I'd never want to minimize how difficult it is for a drug addict or alcoholic to give up their addictions, but I do think battling a food addiction is at least similar. As I come to the end of day three of tracking everything I eat and focusing on healthy foods, I'm feeling a tremendous sense of anxiety. And I'm starving.
Four years ago, I started this journey at 271.8 pounds. Tracking my Weight Watchers points was actually pretty easy in the beginning. I got a lot of points back then so I could eat a lot more than I can now. All I really had to do was cut my portion sizes and eat more smaller meals throughout the day.
But now I feel like I have to virtually starve myself to lose weight. Keep in mind, that's just how I feel. The truth is that my daily Weight Watchers points allotment includes plenty of food ... if I eat the right foods. The problem is that I still want pasta, bread, chocolate and chips.

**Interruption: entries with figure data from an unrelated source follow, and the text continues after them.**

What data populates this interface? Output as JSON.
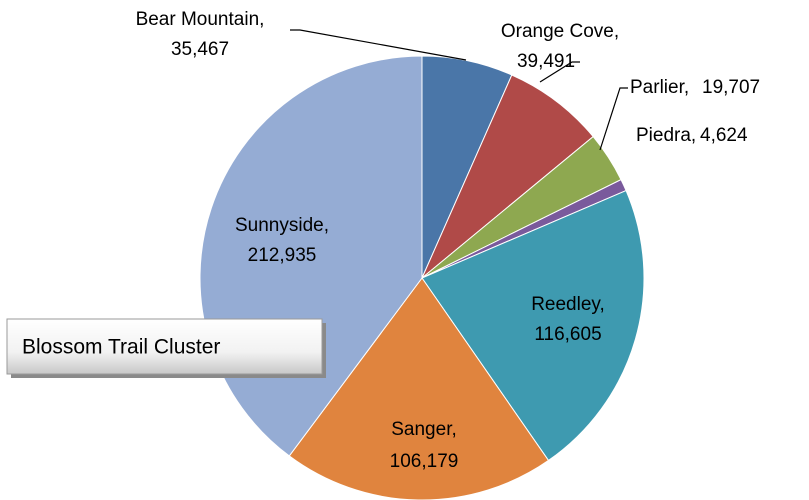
{
  "chart_data": {
    "type": "pie",
    "title": "Blossom Trail Cluster",
    "categories": [
      "Bear Mountain,",
      "Orange Cove,",
      "Parlier,",
      "Piedra,",
      "Reedley,",
      "Sanger,",
      "Sunnyside,"
    ],
    "values": [
      35467,
      39491,
      19707,
      4624,
      116605,
      106179,
      212935
    ],
    "value_labels": [
      "35,467",
      "39,491",
      "19,707",
      "4,624",
      "116,605",
      "106,179",
      "212,935"
    ],
    "colors": [
      "#4a76a8",
      "#b04a48",
      "#8ea850",
      "#7a5a9c",
      "#3e9ab0",
      "#e0843e",
      "#95acd4"
    ]
  }
}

Right now, for example, I've used all but 4 points (which I'm saving for a snack before bed). I'm so fidgety that all I can think about is food. I want to go into the kitchen and eat the entire pack of crackers or the whole bag of tortilla chips. If I had a pizza, I could probably eat the whole thing.

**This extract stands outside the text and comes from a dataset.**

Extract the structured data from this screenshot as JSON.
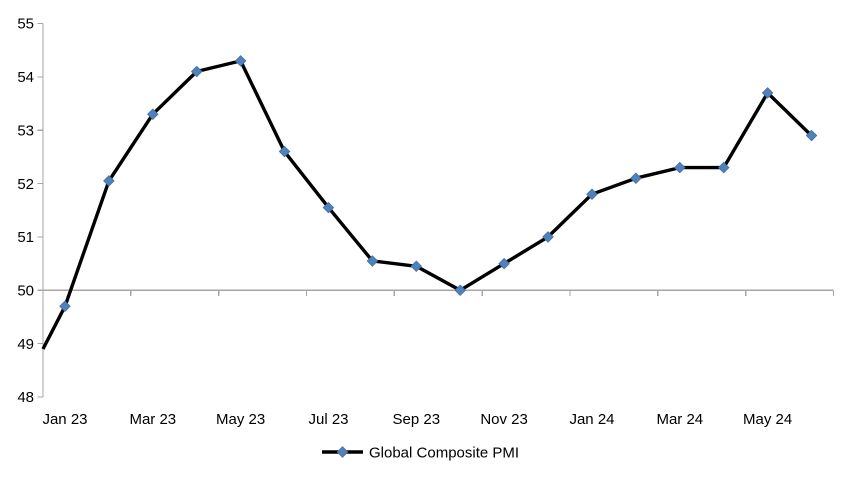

I knew withdrawal (mostly from sugar, but also from the amount of food) wouldn't be easy. While I was visiting family for Christmas, I didn't even try to eat healthy foods. In fact, I ate more cookies and pieces of candy in those four days than I probably ate all year. I also drank too many martinis and ate so many foods filled with sodium and fat.
If you're a regular reader, though, you know that I've been headed down this unhealthy path for the past year. As I drove back to Wilmington Friday, I decided it was time to start over. Yes, I've said that before only to be disappointed a few days into my renewed effort.
I've thought a lot about why I was so successful in the beginning and I'm going to try to return to those habits. They include tracking everything I eat, regular exercise, planning what I eat and making smart choices when eating out. It's only been three days, but I've accomplished all of these goals each day so far.
The longer I struggle, the more I realize that food addiction is a disease. I don't know exactly what causes me to want to eat so much, and I don't think there's a cure. So it's a battle I will fight for the rest of my life. The one thing I do know is that when I eat better, I feel better.